CHAPTER 65

Skibbereen

April 1847

‘THE POOR MAN,’ HENRIETTA HAD SIGHED WHEN DAN TOLD HER THAT his friend Reverend Robert Traill of Schull had contracted typhus. Mindful of the terrible effects of the illness, she had prayed for his recovery.

Two days later, as they sat in the drawing room, Dan broke the news gently.

‘I’m afraid, my dear, that Reverend Traill has unfortunately died.’

‘It’s so desperately unfair, Dan,’ she said, unable to hide her anger. ‘He was such a devoted minister, and he and his wife, Anne, worked tirelessly, feeding hundreds of people in Schull every day. Now, because of his good works and charity, he has been taken.’

‘Fair doesn’t come into it, my dear! Robert Traill was a dedicated church man with a fine mind, who deserved a better end.’

‘I must write to Anne to express my sympathy,’ Henrietta said, thinking of the poor widow and her children, now left to cope alone.

‘I see here that the government has finally opened a soup kitchen,’ Henrietta observed as she read aloud from the newspaper article describing the official opening of the government’s first large soup kitchen in Dublin, at the esplanade near Phoenix Park, beside Dublin’s Royal Barracks. ‘At last, they and the Lord Lieutenant are doing something to address the situation.’

‘About time too,’ Dan said caustically.

‘It was a grand affair, by all accounts, with his Royal Highness Prince George of Cambridge, Lord Bessborough, the Lord Lieutenant and the Lord Mayor of Dublin all in attendance for the gala launch. It was quite a social occasion for Dublin’s fashionable young women and gentry. Apparently, Dublin society paid five shillings each to watch the paupers feed, and there is also to be a Government Fever Ball later this month.’

‘My dear, opening a soup kitchen for the poor is certainly not what I consider a social occasion, and how rude to treat the hungry as if they were animals from Dublin Zoo!’

Henrietta smiled wryly and carried on, for she could see he was curious.

‘A renowned French chef from London’s Reform Club, a Mr Alexis Soyer, has developed the nutritious soup recipe himself, and it says that he can make up to one hundred gallons of soup for less than a pound. The soup kitchen has a three-hundred-gallon soup boiler and an oven that can bake one hundredweight of bread at a time.’

‘That is bigger than our boilers!’ remarked Dan rather enviously. ‘But I know well that to make that quantity of soup for less than a pound is near impossible.’

‘And more soup kitchens are set to open throughout the country,’ Henrietta continued as she passed him the newspaper.

‘The more the better,’ he agreed, re-reading the article avidly and scratching out notes in the small leather notebook he always carried.
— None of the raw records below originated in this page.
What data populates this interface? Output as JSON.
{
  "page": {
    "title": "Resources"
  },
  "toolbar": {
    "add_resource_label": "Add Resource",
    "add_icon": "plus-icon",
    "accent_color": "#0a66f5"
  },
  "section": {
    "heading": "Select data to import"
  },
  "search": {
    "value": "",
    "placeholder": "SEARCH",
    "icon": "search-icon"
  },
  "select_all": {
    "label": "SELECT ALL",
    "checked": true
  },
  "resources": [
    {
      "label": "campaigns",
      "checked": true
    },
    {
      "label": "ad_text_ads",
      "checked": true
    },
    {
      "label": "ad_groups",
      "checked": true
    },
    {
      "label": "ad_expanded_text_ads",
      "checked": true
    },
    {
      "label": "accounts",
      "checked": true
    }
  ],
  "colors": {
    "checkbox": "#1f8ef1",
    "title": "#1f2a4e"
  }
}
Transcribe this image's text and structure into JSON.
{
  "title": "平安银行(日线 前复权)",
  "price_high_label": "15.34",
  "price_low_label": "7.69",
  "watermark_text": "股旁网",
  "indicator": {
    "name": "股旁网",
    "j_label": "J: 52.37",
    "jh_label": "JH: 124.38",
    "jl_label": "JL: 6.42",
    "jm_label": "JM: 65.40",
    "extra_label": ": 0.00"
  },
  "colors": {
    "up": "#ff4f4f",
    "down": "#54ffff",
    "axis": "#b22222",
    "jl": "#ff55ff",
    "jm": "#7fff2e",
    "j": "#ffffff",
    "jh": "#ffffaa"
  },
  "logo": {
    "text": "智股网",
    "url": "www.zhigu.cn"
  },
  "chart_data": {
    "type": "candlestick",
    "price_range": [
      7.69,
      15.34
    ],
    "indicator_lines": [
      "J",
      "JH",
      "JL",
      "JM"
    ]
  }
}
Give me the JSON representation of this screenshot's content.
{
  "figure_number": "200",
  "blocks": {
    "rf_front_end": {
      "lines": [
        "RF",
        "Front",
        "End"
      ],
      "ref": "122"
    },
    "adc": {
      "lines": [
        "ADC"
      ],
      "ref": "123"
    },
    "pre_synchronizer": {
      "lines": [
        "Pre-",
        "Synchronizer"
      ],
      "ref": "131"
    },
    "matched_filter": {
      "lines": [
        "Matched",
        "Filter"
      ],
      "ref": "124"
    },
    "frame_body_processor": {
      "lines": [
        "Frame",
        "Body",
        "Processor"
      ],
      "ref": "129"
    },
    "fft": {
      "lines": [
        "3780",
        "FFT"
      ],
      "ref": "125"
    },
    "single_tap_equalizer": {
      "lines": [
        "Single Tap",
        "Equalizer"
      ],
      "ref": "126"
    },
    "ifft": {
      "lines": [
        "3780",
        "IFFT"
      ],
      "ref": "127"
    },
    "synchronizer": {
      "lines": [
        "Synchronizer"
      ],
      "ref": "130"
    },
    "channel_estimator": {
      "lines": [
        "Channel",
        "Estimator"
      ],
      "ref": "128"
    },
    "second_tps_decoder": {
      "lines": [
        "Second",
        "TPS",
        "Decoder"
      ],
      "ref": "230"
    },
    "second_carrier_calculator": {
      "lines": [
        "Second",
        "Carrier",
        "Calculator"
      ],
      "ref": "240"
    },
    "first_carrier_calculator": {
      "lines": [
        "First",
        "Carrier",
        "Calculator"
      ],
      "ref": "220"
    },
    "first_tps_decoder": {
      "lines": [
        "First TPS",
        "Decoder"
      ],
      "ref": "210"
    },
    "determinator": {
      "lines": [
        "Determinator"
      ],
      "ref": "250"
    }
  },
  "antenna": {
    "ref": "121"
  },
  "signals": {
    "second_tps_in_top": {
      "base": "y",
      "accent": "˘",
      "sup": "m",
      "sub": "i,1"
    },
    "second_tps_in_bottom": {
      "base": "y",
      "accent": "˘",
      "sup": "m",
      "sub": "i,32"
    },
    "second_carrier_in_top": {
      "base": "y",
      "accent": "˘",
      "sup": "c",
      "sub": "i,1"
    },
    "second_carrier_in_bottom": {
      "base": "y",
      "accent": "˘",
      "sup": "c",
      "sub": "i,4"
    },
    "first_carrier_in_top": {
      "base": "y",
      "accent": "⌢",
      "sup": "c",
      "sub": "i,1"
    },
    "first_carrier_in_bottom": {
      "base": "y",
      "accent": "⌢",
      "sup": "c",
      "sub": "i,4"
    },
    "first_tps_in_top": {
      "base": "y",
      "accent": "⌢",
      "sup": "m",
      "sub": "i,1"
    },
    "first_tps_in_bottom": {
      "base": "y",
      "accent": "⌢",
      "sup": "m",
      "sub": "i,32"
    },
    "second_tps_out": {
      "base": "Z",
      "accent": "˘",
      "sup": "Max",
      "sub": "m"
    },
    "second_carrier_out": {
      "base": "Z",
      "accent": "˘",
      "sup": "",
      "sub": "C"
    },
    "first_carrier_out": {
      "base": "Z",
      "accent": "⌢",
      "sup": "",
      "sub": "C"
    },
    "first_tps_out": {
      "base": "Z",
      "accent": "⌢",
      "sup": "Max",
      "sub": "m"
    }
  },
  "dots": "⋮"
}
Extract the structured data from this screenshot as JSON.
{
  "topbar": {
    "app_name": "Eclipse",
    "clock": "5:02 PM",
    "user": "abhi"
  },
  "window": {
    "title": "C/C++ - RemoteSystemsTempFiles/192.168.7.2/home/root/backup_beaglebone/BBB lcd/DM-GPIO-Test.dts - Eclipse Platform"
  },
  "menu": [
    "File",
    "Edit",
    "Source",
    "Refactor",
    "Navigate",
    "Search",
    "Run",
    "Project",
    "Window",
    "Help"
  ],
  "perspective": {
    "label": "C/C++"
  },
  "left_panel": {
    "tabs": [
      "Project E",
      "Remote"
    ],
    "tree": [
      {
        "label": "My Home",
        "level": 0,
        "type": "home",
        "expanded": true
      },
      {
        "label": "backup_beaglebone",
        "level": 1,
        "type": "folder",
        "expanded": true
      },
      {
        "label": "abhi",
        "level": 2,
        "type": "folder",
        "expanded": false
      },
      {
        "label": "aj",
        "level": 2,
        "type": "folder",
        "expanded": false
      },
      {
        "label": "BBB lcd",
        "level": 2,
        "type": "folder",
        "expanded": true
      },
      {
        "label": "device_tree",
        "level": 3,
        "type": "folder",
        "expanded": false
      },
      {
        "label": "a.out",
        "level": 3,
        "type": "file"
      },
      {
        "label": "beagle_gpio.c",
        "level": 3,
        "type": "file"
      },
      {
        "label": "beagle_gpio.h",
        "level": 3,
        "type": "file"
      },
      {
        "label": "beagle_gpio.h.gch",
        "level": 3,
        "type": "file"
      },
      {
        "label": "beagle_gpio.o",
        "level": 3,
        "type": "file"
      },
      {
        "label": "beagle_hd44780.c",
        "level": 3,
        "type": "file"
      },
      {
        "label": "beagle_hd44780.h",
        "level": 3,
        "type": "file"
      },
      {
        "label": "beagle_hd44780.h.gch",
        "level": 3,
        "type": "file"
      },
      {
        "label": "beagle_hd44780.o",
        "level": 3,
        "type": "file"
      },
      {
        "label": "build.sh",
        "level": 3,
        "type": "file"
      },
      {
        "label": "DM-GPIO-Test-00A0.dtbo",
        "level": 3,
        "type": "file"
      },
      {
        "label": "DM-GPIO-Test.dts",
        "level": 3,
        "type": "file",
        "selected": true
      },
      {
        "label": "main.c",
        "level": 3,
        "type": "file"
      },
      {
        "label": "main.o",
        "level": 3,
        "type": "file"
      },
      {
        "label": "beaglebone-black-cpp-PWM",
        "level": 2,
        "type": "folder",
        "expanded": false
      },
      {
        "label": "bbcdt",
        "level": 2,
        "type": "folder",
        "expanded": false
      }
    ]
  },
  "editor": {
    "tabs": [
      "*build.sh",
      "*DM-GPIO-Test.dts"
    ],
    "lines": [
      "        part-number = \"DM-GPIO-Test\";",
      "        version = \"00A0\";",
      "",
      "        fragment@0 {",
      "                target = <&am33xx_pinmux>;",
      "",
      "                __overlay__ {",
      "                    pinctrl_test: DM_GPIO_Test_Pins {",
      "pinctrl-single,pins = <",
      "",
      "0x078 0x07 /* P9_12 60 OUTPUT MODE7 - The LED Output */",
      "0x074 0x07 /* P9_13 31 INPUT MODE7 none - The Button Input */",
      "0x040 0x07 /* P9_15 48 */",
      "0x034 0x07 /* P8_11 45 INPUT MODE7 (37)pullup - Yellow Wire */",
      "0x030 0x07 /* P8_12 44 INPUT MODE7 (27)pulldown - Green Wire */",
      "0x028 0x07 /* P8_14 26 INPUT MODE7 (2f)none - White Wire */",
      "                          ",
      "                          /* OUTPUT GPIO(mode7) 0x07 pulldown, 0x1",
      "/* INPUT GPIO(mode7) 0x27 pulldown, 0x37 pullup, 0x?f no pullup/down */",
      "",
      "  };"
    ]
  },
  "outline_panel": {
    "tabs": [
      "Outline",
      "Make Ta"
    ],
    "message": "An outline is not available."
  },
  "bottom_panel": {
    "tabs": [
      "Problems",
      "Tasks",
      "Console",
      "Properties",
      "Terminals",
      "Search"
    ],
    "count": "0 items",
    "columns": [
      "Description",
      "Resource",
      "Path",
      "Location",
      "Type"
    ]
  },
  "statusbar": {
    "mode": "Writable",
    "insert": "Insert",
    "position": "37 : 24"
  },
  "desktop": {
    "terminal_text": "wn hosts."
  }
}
Dan pored over Soyer’s recipe assiduously.

‘If this is made in the quantities Mr Soyer suggests, it would have little nutritional value,’ he insisted, and was delighted when, not long after, an article in The Lancet concurred with his findings, declaring Soyer’s soup ‘quackery’.

Dan’s sentiments were further vindicated when Sir Henry Marsh, the Queen’s own physician, came out and declared that the soup would pass through the human system too quickly to assuage hunger and nourish the body.